Après la mise en œuvre d'une expertise amiable contradictoire, un accord de règlement est intervenu entre les parties, le 4 avril 2014, selon lequel la date limite de reconstruction et de facturation à l'assureur était fixée au 1er janvier 2016.
Par acte du 20 novembre 2017, Mme X. a fait assigner la société Axa devant le tribunal de grande instance de Nancy pour la voir condamner à lui payer le montant de l'indemnité différée de reconstruction prévue au contrat. Elle faisait valoir d'une part que si les travaux de reconstruction n'étaient pas achevés, le 1er janvier 2016, en raison du comportement dilatoire de l'architecte, ils étaient toutefois commencés, d'autre part que la clause des conditions générales du contrat d'assurance conditionnant l'octroi de l'indemnité différée à une reconstruction dans les deux ans du sinistre était abusive et illégale parce que contraire aux règles du code des assurances et du code civil qui gouvernent la prescription.
Par jugement contradictoire du 29 mai 2019, le tribunal ainsi saisi a débouté Mme X. de ses prétentions, et l'a condamnée, outre aux dépens, à lui payer la somme de 1.500 € sur le fondement de l'article 700 du code de procédure civile.

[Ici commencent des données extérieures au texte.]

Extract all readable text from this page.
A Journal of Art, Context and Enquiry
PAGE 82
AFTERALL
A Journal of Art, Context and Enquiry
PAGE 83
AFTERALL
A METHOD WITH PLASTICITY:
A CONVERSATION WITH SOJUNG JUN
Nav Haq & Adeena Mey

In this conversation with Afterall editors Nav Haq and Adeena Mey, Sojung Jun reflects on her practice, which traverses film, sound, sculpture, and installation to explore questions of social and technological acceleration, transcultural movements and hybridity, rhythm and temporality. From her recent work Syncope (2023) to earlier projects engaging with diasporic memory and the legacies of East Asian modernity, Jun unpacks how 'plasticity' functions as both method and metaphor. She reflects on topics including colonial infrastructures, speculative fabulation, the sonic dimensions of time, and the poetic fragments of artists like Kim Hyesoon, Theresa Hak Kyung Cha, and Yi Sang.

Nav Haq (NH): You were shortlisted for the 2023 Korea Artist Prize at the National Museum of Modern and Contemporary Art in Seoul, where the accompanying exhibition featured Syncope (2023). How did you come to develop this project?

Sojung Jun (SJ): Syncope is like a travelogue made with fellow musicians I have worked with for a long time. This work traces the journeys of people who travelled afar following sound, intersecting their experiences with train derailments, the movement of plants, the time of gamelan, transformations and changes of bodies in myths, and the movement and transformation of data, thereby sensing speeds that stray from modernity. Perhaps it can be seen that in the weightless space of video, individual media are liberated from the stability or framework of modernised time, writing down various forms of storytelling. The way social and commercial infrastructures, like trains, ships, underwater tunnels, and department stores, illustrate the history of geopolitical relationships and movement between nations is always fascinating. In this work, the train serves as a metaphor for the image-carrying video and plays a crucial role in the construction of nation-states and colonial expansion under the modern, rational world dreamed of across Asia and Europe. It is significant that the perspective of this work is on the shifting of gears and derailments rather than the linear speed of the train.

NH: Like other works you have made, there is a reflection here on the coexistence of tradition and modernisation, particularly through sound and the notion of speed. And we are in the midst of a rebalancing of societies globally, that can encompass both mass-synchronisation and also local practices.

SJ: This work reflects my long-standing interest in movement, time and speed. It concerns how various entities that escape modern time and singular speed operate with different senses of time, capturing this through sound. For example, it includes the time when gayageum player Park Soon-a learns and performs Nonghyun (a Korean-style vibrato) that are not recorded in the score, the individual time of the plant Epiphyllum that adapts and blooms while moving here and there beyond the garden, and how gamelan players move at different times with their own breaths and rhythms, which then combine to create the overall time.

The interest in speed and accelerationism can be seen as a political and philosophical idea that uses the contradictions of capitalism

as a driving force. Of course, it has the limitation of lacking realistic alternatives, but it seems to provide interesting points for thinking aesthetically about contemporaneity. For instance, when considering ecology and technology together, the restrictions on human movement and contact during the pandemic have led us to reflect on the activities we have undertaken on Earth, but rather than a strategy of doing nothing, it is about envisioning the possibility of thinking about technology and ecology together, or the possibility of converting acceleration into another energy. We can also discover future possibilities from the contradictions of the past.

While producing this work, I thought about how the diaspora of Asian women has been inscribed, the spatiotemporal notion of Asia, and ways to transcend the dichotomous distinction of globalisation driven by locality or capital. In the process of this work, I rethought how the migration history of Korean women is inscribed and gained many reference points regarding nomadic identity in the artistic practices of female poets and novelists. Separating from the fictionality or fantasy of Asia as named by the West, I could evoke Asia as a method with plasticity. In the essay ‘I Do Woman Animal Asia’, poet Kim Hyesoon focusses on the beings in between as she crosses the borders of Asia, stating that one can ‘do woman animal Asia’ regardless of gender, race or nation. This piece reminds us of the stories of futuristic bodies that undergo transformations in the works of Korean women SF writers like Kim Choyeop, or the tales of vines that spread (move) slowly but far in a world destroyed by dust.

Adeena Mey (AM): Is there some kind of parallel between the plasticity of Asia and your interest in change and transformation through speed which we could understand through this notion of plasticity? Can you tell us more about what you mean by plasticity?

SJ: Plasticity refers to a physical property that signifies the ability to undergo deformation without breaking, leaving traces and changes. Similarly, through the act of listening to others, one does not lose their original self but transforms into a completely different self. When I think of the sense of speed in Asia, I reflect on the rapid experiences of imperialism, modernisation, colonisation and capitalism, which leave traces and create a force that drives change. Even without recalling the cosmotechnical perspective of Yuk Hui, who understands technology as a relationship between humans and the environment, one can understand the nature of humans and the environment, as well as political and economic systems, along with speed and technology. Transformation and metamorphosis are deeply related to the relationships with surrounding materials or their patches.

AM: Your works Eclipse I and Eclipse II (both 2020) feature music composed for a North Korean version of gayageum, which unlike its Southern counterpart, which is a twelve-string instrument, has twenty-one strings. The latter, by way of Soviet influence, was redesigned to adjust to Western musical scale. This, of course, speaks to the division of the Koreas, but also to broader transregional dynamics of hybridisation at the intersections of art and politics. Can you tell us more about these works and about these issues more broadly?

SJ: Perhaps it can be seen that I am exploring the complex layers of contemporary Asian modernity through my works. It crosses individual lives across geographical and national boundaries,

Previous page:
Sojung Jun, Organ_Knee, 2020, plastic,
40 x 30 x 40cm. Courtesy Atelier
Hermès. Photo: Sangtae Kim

Dans ses motifs, le tribunal a considéré que n'était pas abusive au sens de l'article L. 132-1 du code de la consommation, la clause qui permettait à l'assureur ayant versé le montant de l'indemnité immédiate de garantir que les travaux de reconstruction auraient lieu dans un délai raisonnable ; que par ailleurs, l'assurée ne rapportait pas la preuve d'un obstacle insurmontable l'ayant empêchée de mener à bien les travaux de reconstruction.
Par déclaration enregistrée au greffe de la cour, sous la forme électronique, le 19 septembre 2019, Mme X. a relevé appel de ce jugement ; dans ses dernières écritures, elle demande à la cour de l'infirmer, de dire que la société intimée sera tenue au règlement de l'indemnité différée, et de la condamner au besoin, sur présentation de factures, à lui en payer le montant, soit la somme de 233.361 €. Elle sollicite également la somme de 2.000 € en application de l'article 700 du code de procédure civile.
Au soutien de son recours, elle fait valoir que si la reconstruction n'a pu intervenir avant le terme convenu, c'est en raison de circonstances indépendantes de sa volonté ; qu'en effet, elle a dû résilier, par lettre recommandée du 10 juin 2017, le contrat passé avec le cabinet 3B Architecture qui avait conçu un projet ne portant pas sur la reconstruction à l'identique, et comprenant des éléments non demandés. Elle maintient par ailleurs que la clause selon laquelle la reconstruction doit avoir lieu dans un délai de deux ans à compter du sinistre est abusive, étant précisé que la société intimée a artificiellement diminué le montant de l'indemnité immédiate (30.184 € au lieu de 146.582 €), et augmenté celui de l'indemnité différée (253.361 € au lieu de 95.079 €). Elle ajoute qu'elle ne perçoit plus de revenus si ce n'est le montant du RSA.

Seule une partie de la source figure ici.